Cavalcanti Julio Cesar, Englert Marina, Oliveira Miguel, Constantini Ana Carolina
Universidade Estadual de Campinas (UNICAMP), Institute of Language Studies, Campinas - SP, Brazil.
Universidade Federal de São Paulo (UNIFESP), Department of Communication Disorders, São Paulo - SP, Brazil; Centro de Estudos da Voz (CEV), São Paulo - SP, Brazil.
J Voice. 2023 Mar;37(2):162-172. doi: 10.1016/j.jvoice.2020.12.005. Epub 2021 Jan 13.
This study aimed to analyze the effects of microphone and audio compression variables on voice and speech parameters acquisition.
Acoustic measures were recorded and compared using a high-quality reference microphone and three testing microphones. The tested microphones displayed differences in specifications and acoustic properties.
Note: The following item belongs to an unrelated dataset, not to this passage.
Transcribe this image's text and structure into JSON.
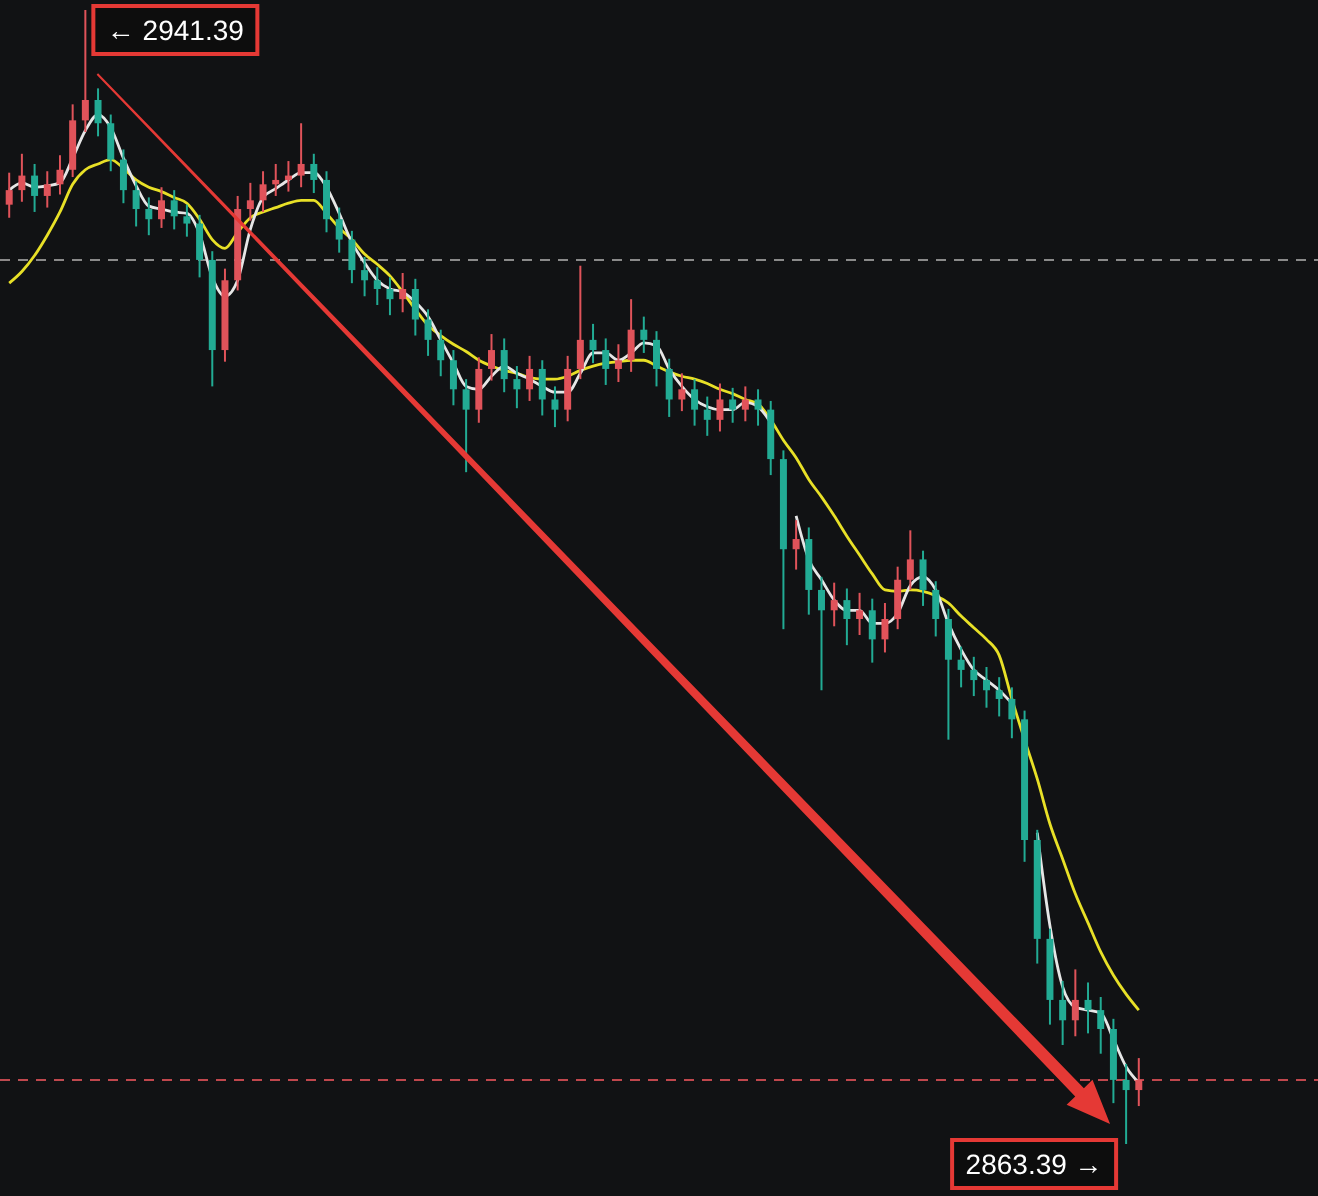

Furthermore, the impact of the audio compression was assessed by resampling the original uncompressed audio files into the MPEG-1/2 Audio Layer 3 (mp3) format at three different compression rates (128 kbps, 64 kbps, 32 kbps). Eight speakers were recruited in each recording session and asked to produce four sustained vowels: two [a] segments and two [ɛ] segments. The audio was captured simultaneously by the reference and tested microphones. The recordings were synchronized and analyzed using the Praat software.
From a set of eight acoustic parameters assessed (f, F1, F2, jitter%, shimmer%, HNR, H1-H2, and CPP), three (f, F2, and jitter%) were suggested as resistant regarding the microphone and audio compression variables. In contrast, some parameters seemed to be significantly affected by both factors: HNR, H1-H2, and CPP; while shimmer% was found sensitive only concerning the latter factor. Moreover, higher compression rates appeared to yield more frequent acoustic distortions than lower rates.
Overall, the outcomes suggest that acoustic parameters are influenced by both the microphone selection and the audio compression usage, which may reflect the practical implications of these components on the acoustic analysis reliability.
本研究旨在分析麦克风和音频压缩变量对语音和言语参数采集的影响。
使用高质量参考麦克风和三个测试麦克风记录并比较声学测量结果。测试的麦克风在规格和声学特性上存在差异。此外,通过将原始未压缩音频文件以三种不同压缩率(128 kbps、64 kbps、32 kbps)重新采样为MPEG-1/2音频层3(mp3)格式来评估音频压缩的影响。每次录音环节招募八名受试者,要求他们发出四个持续元音:两个[a]音段和两个[ɛ]音段。参考麦克风和测试麦克风同时采集音频。使用Praat软件对录音进行同步和分析。
在评估的一组八个声学参数(f、F1、F2、抖动百分比、闪烁百分比、谐噪比、H1-H2和CPP)中,有三个参数(f、F2和抖动百分比)在麦克风和音频压缩变量方面表现出抗性。相比之下,一些参数似乎受到这两个因素的显著影响:谐噪比、H1-H2和CPP;而闪烁百分比仅在后一个因素方面表现出敏感性。此外,较高的压缩率似乎比较低的压缩率产生更频繁的声学失真。
总体而言,结果表明声学参数受麦克风选择和音频压缩使用的影响,这可能反映了这些组件对声学分析可靠性的实际影响。